Il disco precedente si chiamava Shout At The Döner e la copertina prendeva randomicamente per il culo i Mötley Crüe (il titolo, la grafica, le umlaut dappertutto) e i Radiohead (lo sgorbietto pazzerello che fa tanto paranoid android); questo si chiama Songs About Fucking Steve Albini e tira in mezzo, totalmente a buffo, allo stesso tempo il grande capolavoro dei Big Black e l’uomo che l’ha creato. Il pretesto è che l’intero album è stato realizzato interamente in analogico, come vuole il dogma numero uno dello Sgradevole Americano, ma le corrispondenze con la musica, la mentalità e il modus operandi di Albini si fermano qui. Il disco è un ritorno all’ambient di P.S. I Love You allo stesso modo in cui St. Anger per i Metallica era un ritorno al thrash: come infatti l’ambient di P.S. I Love You era fico e coinvolgente e interessante, similarmente i nove momenti di Songs About Fucking Steve Albini sono stanchi, fiacchi e sciatti, durano un’eternità e non portano da nessuna parte. Una gran rottura di palle peraltro supportata da uno humour stralunato e gratuito da latte alle ginocchia. Ah, i titoli sono tutti diversi anagrammi di “Miguel de Pedro” (nome di battesimo del ragazzo). È ufficiale: Kid606 è alla frutta.

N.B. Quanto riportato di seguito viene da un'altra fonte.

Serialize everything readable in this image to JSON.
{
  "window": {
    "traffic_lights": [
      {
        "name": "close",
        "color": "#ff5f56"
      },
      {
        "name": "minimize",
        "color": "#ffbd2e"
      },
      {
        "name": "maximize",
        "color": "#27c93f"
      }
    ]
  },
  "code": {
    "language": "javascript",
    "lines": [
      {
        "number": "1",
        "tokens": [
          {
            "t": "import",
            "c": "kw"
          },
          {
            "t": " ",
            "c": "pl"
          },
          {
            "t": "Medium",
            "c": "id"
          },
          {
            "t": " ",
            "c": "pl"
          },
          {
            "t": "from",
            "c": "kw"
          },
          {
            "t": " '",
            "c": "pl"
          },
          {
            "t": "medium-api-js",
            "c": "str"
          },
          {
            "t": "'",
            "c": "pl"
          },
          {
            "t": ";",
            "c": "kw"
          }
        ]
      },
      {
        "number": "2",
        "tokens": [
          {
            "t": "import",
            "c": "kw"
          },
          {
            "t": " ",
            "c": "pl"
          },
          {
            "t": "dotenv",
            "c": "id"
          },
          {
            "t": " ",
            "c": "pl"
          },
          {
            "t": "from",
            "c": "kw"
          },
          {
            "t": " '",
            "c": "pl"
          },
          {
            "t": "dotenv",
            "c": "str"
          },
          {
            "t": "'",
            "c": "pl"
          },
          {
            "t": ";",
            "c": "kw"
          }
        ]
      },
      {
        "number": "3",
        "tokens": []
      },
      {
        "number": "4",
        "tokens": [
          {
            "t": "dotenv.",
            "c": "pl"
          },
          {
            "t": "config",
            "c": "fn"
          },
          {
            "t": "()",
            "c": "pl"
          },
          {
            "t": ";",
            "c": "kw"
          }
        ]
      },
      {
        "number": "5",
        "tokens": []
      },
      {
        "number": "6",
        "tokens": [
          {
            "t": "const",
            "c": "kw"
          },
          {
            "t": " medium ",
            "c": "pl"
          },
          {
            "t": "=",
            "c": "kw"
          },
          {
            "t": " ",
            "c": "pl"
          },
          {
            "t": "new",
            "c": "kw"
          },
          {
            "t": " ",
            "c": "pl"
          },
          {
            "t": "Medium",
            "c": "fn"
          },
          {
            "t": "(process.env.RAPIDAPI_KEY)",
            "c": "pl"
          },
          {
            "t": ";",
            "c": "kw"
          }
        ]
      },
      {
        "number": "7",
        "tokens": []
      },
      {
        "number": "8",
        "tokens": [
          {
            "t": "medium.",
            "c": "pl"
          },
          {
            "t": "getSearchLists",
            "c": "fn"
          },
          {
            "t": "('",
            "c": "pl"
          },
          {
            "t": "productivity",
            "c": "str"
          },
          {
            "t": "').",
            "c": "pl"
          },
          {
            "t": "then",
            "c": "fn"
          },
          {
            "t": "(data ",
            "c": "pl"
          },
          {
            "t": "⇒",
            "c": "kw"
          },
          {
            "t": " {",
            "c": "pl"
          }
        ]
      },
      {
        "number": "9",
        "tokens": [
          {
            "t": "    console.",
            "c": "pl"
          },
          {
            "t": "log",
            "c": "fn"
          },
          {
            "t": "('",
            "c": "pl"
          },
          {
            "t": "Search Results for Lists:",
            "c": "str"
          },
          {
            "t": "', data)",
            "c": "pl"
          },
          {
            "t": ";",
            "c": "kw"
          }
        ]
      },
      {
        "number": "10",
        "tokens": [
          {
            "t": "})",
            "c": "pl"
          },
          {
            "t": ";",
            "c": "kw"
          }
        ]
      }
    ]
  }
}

Kid606 @ Cassero (Bologna, 12/2/2010)

C’è stato un momento in cui Kid606 ha rischiato davvero di diventare il nuovo reuccio dell’elettronica “da ascolto” per i salotti buoni di gente che non sa nemmeno cosa sia il sudore; era il 2000 e sembrano passati secoli, e il nostro – allora poco più che un ragazzino – veniva ufficialmente lanciato nello stardom di chi se ne intende di musica courtesy of la longa manus di quegli scoreggioni di The Wire, che totalmente a buffo lo eleggono capofila de la nuova scena di San Francisco. Nomi messi lì a caso – Lesser e Matmos tra gli altri. In quel paio di semestri il Kid era ovunque, suonava con chiunque e pubblicava dischi a getto continuo, fino a saturare lui stesso, da solo, quel micro-mercato che era riuscito a creare dal niente; con la sua etichetta Tigerbeat6 licenzia venticinque dischi in poco più di due anni, suoi o di artisti che suonano esattamente come lui. Quegli stessi dischi li ritrovavi due mesi dopo nelle vaschette degli usati a prezzi da elemosina. Nel 2003 quando esce uno dei suoi lavori migliori (Kill Sound Before Sound Kills You, vedi alla voce autocoscienza) il Kid è già merce avariata, passè, come un abito di Armani di due collezioni fa; la scena si è dissolta come un peto di David Toop, velocemente e senza conseguenze. Resistono solo i Matmos, che in compenso diventano sempre più grandi e stimati e intoccabili, e la loro fama è meritata. Lui no; coltiva il suo orticello (nella forma di un’inesausta messe di uscite sempre uguali su Tigerbeat6), resta nel suo, pare fottersene delle luci della ribalta che hanno smesso di brillare e con grande coerenza continua a fare quel che ha sempre fatto, dischi su dischi su dischi di elettronichina giocattolosa coi ritmi spezzati acuminati imprevedibili, traiettorie schizoidi che sembrano disegnate col laser dentro una schermata di Jeff Minter, drum machine che cambiano setup 357 volte nello stesso brano, su tutto quell’angoscioso furore allucinatorio che da sempre governa la visione del ragazzo che ormai è diventato uomo. Nel 2006, dopo l’ennesimo schizzetto su dischetto (il pazzerellone Pretty Girls Make Raves), perdo le sue tracce; ho in casa tutti i suoi CD e buona parte del catalogo Tigerbeat6 e quasi tutti li ho comprati usati per pochi spiccioli.

i ferri del mestiere.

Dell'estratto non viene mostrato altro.